There are times I’m happy hand over my hard-earned to friends and family. When things have become unpleasantly tight and a big payment is due. When I feel like shouting lunch. When they are under 10 years old, and $10 in a birthday card is a seriously big deal.
Hell, call me an enabler, but I’ve even handed over a lazy $50 at the pub when the ATM is down.
But there are times when I’m not inclined to hand over my money. And a baby shower is one of them.
I simply cannot get my head around this new trend: the ‘silent baby shower’.
It works like this: ‘guests’ (and I use the term in the loosest possible way) are sent an invitation to celebrate the imminent arrival of a gorgeous little bundle of joy. But they don’t have to go anywhere. There is no gathering.

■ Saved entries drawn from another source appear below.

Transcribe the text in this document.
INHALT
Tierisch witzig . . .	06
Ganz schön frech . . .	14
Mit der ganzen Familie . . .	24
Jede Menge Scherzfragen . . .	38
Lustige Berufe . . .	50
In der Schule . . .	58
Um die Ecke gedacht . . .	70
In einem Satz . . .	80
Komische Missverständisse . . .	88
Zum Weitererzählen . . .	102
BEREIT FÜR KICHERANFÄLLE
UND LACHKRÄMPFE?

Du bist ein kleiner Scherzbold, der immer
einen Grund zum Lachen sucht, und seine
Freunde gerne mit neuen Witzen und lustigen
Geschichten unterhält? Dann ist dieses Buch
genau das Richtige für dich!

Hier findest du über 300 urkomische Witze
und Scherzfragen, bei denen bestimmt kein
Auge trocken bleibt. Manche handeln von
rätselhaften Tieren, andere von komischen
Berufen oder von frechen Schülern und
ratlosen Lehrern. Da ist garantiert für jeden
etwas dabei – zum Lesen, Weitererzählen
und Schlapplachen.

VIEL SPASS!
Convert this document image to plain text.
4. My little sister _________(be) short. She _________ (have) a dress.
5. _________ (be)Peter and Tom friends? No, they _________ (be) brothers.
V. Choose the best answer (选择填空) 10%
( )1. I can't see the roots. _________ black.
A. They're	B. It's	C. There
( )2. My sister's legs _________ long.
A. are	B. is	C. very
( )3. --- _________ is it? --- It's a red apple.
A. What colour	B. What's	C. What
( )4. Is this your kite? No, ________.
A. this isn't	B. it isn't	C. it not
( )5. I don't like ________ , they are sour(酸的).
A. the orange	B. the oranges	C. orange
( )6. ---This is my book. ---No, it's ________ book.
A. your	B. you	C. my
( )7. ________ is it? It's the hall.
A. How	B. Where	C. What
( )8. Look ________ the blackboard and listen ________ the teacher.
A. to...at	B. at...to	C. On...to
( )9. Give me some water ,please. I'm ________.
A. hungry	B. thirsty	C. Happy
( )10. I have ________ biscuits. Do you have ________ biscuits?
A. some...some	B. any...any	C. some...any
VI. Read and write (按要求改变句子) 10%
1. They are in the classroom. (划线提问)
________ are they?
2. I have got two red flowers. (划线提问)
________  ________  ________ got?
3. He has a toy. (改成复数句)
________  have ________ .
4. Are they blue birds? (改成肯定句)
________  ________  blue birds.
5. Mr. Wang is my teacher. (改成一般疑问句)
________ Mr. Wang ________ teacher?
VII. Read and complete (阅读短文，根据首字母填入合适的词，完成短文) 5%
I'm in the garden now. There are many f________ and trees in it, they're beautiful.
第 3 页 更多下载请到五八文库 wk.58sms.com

What they do have to do is send money. Moolah for the parents-to-be. The invitation is explicit in its intent. No presents of the unwrapping kind.
Just cash.
There's a very large scream in my head and it's saying 'Where are your manners!!!"
A slightly smaller scream is saying 'It would never have happened in our day'. And I've never been more certain about that.
Back in the olden days, this is how a baby shower was done: A sister, mother-in-law or close friend bought a standard pack of invitations from the newsagency. They probably featured a stork with a baby-filled bundle in its beak. In real life the weight would have sent the bird plummeting to earth. But in real life, a stork doesn't actually deliver the baby. Hey-ho.